Lucie se quedó atónita ante el veneno que rezumaba la voz del arcediano.

—Lucie es una buena mujer.

—Te ha cegado. Y ahora está ahí abajo con su amante tuerto, esperando tu muerte.

Monstruo. Lucie habría querido saltar sobre él y arrancarle los ojos. «No, Nicholas —rogó—. No lo escuches.»

—Eres tú el ciego, Anselmo.

La voz de Nicholas sonaba muy débil y Lucie se sintió tentada de ir a socorrerlo. Pero si Anselmo sospechaba que había estado escuchando… ¡Cielo santo, hablaba con tanto odio! Sintió como si él pudiera ver a través de la puerta y seguirla con los ojos, aquellos ojos fríos e inhumanos. Bajó corriendo a la cocina.

Tildy alzó la vista hacia Lucie, que se apoyaba en el marco de la puerta, sin aliento.

—¡Señora Wilton!

—Lucie, ¿qué pasa?

Bess se apresuró a ir a su lado.

Ella negó con la cabeza.

—Nada. Estaba… —Respiró hondo para calmarse y agregó—: Debo volver al trabajo.

—Tonterías. Mira cómo estás.

—No es nada. Por favor, Bess —dijo Lucie, y se coló por la puerta de la tienda.

Owen también se sorprendió al verla. Tenía la toca torcida, dejando escapar unos mechones de cabello que se pegaban a las mejillas sudorosas.

—No había por qué apresurarse —dijo.

—Quiero bajar unos frascos del estante alto —contestó ella—. Será más fácil si te los alcanzo.

Owen advirtió que estaba sin aliento. Quizá deberíais sentaros un momento.

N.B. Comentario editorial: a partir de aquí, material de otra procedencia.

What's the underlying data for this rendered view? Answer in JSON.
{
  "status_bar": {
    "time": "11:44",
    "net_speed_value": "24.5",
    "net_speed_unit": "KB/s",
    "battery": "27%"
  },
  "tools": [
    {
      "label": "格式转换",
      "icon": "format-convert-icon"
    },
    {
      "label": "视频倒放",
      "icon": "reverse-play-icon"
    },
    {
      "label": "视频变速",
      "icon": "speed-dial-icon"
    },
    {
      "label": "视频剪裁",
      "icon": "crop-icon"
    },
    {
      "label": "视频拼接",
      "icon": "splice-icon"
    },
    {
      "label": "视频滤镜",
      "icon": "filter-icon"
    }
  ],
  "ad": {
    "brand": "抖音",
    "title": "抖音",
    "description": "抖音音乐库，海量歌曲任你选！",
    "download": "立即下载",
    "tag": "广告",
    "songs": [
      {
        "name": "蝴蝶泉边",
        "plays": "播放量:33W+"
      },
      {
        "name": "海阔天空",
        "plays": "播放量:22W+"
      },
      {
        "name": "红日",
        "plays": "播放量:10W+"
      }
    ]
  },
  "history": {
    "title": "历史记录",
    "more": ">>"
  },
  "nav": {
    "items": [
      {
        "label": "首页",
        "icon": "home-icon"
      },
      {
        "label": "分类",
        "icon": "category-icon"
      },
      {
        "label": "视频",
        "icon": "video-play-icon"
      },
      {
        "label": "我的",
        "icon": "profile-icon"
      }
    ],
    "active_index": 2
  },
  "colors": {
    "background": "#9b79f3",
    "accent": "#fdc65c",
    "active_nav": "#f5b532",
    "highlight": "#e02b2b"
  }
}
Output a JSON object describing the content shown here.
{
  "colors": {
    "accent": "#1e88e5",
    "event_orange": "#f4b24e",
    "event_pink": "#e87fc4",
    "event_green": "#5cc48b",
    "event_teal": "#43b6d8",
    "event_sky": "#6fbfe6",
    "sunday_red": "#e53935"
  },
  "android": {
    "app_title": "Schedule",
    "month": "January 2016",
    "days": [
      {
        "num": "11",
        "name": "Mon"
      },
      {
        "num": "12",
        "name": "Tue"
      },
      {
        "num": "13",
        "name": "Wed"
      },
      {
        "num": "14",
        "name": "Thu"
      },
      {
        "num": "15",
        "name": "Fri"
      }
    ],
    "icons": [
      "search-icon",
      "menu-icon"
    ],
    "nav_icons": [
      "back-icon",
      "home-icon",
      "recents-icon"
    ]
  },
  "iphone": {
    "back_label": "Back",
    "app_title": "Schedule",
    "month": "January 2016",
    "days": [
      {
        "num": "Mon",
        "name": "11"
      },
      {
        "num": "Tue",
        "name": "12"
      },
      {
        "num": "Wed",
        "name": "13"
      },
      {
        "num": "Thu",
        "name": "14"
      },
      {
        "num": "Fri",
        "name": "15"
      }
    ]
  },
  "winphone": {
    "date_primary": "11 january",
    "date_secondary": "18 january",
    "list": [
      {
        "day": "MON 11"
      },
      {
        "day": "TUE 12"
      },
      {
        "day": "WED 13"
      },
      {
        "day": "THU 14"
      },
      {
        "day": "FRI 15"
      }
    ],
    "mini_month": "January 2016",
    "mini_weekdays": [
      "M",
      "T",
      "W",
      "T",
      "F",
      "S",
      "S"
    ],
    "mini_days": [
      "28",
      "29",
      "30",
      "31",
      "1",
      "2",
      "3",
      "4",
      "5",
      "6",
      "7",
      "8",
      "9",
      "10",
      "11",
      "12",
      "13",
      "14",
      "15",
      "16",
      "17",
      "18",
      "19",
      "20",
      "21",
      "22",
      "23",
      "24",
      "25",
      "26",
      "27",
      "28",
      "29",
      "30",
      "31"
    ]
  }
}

Para su sorpresa, Lucie se dejó caer sobre el banco que había detrás del mostrador. Bajo los ojos había sombras oscuras y Owen se preguntó si sería culpa o simple preocupación por la enfermedad de Nicholas. Confiaba en que fuera preocupación y exceso de trabajo. Ella se frotaba un codo como si estuviera cansada hasta los huesos.

—¿Queréis algo? —preguntó Owen.

Lucie rehusó su ofrecimiento con un gesto.

—Ayúdame con los frascos, nada más.

—Yo subiré —se ofreció él.

Lucie suspiró.

—Si vamos a trabajar juntos, debes dejar de discutir mis órdenes y limitarte a aceptarlas —contestó, al tiempo que se acomodaba el cabello y ponía en su lugar la toca—. ¿Podrás hacerlo?

—Pensé…

—Sé lo que pensaste —lo interrumpió poniéndose en pie—. Una mujer no debería subir escaleras o levantar frascos pesados. Si vieras a una mujer limpiando una casa, verías que eso no es más que una tontería.

Owen advirtió su irritación y pensó que quizá Bess no le había dicho por qué había llegado tarde.

—Fui al funeral de Digby.

—Tienes derecho —repuso Lucie, con un gesto de asentimiento, y tras una ligera pausa añadió—: Bess me contó lo de tu accidente de anoche, al tirar una vela.

—Por ese motivo dejé el ejército.

Ella negó con la cabeza.

—Te he observado. Tu único ojo no te vuelve torpe. ¿Fue por Digby? ¿Su muerte te trastornó?

Sus ojos eran tan claros, tan sinceros… No podía mentirle.

—La muerte en tiempos de paz es distinta de la muerte en la guerra. Cuando muchos mueren cada día, el corazón se endurece. Pero Digby no esperaba morir.

Ella lo miró, intentando asimilar la respuesta. «Montaigne y ahora Digby», recordó. Sacudió la cabeza para no pensar en aquello.

—Vuelves a sorprenderme, Owen Archer. Quizás un hombre pueda cambiar su naturaleza. Me gustaría poder creer que es así.

—¿Cuál era mi naturaleza antes?

—La de un soldado.

—¿Y cómo es la naturaleza de un soldado? ¿Creéis que lo fui por gusto? ¿Que me gustaba matar? ¿Que quería matar y recibir la muerte por mi rey? No lo elegí. Me eligieron los hombres del rey por mi habilidad con el arco.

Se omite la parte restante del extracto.